Makefile improvements for Linux plus additional functionality added to Joystick device class highlight the significant changes in this release. Additional notes concerning JSBSim installation under Linux also included.
Just tested OpenEaagles installation and compilation with the newly released Fedora Core 6. Everything checks out ok.
This update cleans up a few installation issues and adds JSBSim to mainSim1, mainSim2, and mainx9 example applications. Make sure to read the ReadMe.txt file in the 3rd party directory to properly install the correct libraries to link against if you are using Visual Studio.
JSBSim interface class added to OpenEaagles vehicles library and JSBSim library added to 3rd party support packages for Visual C++ 2003 and 2005 Express. We still need to do some fine tuning, but it works. A simple example that exercises JSBSim is also in the works. Also, the Doxygen configuration files have been updated to generate optional collaboration diagrams.
JSBSim is a high-quality open-source flight dynamics model that, thanks to Chris Buell, will be available in the next version of OpenEaagles. Check out the summer 2006 issue of the JSBSIM Quarterly newsletter for details.
Special thanks to Jamil Khatib for allowing us to lift some of the artistic ideas from the OpenTech Project (a distribution package for open-source EDA tools and hardware designs) logo to use in our own. Thanks again!
General update of source code.

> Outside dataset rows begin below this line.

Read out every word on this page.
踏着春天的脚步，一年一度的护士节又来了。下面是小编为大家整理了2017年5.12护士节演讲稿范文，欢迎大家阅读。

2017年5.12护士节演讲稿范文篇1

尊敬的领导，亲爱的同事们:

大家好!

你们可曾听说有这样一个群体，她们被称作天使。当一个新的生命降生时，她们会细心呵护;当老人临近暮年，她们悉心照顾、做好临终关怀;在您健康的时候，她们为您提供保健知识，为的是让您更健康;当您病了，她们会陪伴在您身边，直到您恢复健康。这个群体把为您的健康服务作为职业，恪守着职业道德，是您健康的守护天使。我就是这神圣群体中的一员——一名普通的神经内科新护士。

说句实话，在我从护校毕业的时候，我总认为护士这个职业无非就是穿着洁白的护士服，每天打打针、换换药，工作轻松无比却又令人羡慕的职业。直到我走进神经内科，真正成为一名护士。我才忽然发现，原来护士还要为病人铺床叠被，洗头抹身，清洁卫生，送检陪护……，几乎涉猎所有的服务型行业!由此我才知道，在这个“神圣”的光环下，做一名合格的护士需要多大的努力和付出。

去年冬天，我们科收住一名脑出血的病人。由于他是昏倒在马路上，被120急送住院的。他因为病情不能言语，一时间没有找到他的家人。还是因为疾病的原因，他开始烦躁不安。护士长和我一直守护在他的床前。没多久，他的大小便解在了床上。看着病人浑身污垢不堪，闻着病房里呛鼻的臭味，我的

Also thanks to Bob Pritchard we now have a Doxygen configuration file for OpenEaagles. More documentation to be posted soon.
This version streamlines the installation process for users of Visual C++ 2003 and Visual C++ 2005 Express. A package of precompiled 3rd party support tools such as freetype, FTGL, freeglut, FOX GUI Toolkit, and FLTK has been supplied to greatly simplify a Windows installation. This version has also been compiled with GCC in Fedora Core 5.
Come see the variety of applications built utilizing the OpenEaagles framework at I/ITSEC (Interservice/Industry Training, Simulation & Education Conference). Knowledgeable folks will be available to answer your questions. A draft copy of a conference paper to be presented this year on the OpenEaagles architecture and framework is now available.
This website and the OpenEaagles sourceforge project has been created to facilitate the distribution of software. This site will serve as the primary source for OpenEaagles news and information.
OpenEaagles is based upon EAAGLES, a popular simulation framework developed and maintained by the U.S. Air Force to support a multitude of simulation activities. OpenEaagles is a subset of EAAGLES and has just been approved for public release.